To be clear, I am not motivated by some homophobic agenda, afraid to “admit” to Iranian homosexual relations; rather, I wish to keep these very blurry, permeable and ultimately artificial lines between homosociality and homosexuality as blurry and permeable as possible. It is exactly this ambiguity that I find so fruitful and liberating, especially when juxtaposed with Western identifications that demand one be lesbian or straight. In fact, it is exactly these Western understandings of sexuality that were imposed on Iran beginning in the late 1800s that forced Iranians to begin understanding relations through homo or heterosexual lenses.
Overall, I enjoyed Sameh’s review of Afary’s book, and I think Afary contributes immensely to the growing scholarship on Iranian sexuality. I only hope that within this growing field we privilege Iranian understandings and engagements with sexuality, rather than struggle to fit Iranian relations into categories intelligible to a Western audience.

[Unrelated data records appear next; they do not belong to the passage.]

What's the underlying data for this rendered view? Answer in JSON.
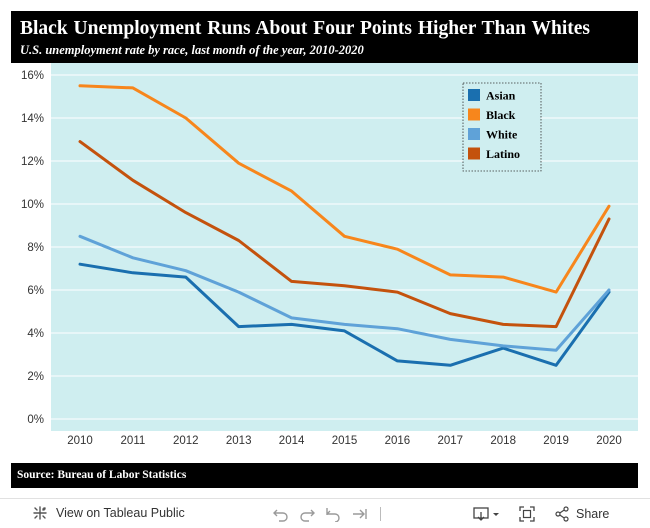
{
  "header": {
    "title": "Black Unemployment Runs About Four Points Higher Than Whites",
    "subtitle": "U.S. unemployment rate by race, last month of the year, 2010-2020"
  },
  "footer": {
    "source": "Source: Bureau of Labor Statistics"
  },
  "toolbar": {
    "view_label": "View on Tableau Public",
    "share_label": "Share",
    "icons": [
      "tableau-logo-icon",
      "undo-icon",
      "redo-icon",
      "revert-icon",
      "forward-icon",
      "download-icon",
      "fullscreen-icon",
      "share-icon"
    ]
  },
  "chart_data": {
    "type": "line",
    "x": [
      2010,
      2011,
      2012,
      2013,
      2014,
      2015,
      2016,
      2017,
      2018,
      2019,
      2020
    ],
    "ylim": [
      0,
      16
    ],
    "yticks": [
      "0%",
      "2%",
      "4%",
      "6%",
      "8%",
      "10%",
      "12%",
      "14%",
      "16%"
    ],
    "ytick_values": [
      0,
      2,
      4,
      6,
      8,
      10,
      12,
      14,
      16
    ],
    "xticks": [
      "2010",
      "2011",
      "2012",
      "2013",
      "2014",
      "2015",
      "2016",
      "2017",
      "2018",
      "2019",
      "2020"
    ],
    "grid": true,
    "legend_position": "top-right",
    "series": [
      {
        "name": "Asian",
        "color": "#1a6faf",
        "values": [
          7.2,
          6.8,
          6.6,
          4.3,
          4.4,
          4.1,
          2.7,
          2.5,
          3.3,
          2.5,
          5.9
        ]
      },
      {
        "name": "Black",
        "color": "#f7861c",
        "values": [
          15.5,
          15.4,
          14.0,
          11.9,
          10.6,
          8.5,
          7.9,
          6.7,
          6.6,
          5.9,
          9.9
        ]
      },
      {
        "name": "White",
        "color": "#5fa2d8",
        "values": [
          8.5,
          7.5,
          6.9,
          5.9,
          4.7,
          4.4,
          4.2,
          3.7,
          3.4,
          3.2,
          6.0
        ]
      },
      {
        "name": "Latino",
        "color": "#c4520d",
        "values": [
          12.9,
          11.1,
          9.6,
          8.3,
          6.4,
          6.2,
          5.9,
          4.9,
          4.4,
          4.3,
          9.3
        ]
      }
    ]
  }
}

This is what I call Afghan sovereignty
6 minutes ago
1 comments:
An interesting comparison could be made between the situation with Tavakoli in Iran and Pakistan's 2007 government siege on the Lal Masjid, in which its leader Abul Aziz tried to escape while wearing a burqa. The disparity between the reactions to the two situations may belie the fact that there is no relationship between religion/secularity and "progressive" understandings of gender performance. As you explain above, the Green Movement (which prides itself on its ideals of secularism and/or 'liberal', 'tolerant' religious expression) viewed Tavakoli's veiling as shameful and in need of defense. In contrast, as far as I'm aware Abdul Aziz's capture by police while veiled in a burqa was not seen as shameful or in need of defense by his supporters. Yet Abdul Aziz is a puritanical supporter of the Taliban who decries photography of women as debaucherous and evil. Apparently it is Islam's ultraconservatives, not its liberals, who refuse to associate femininity with shame.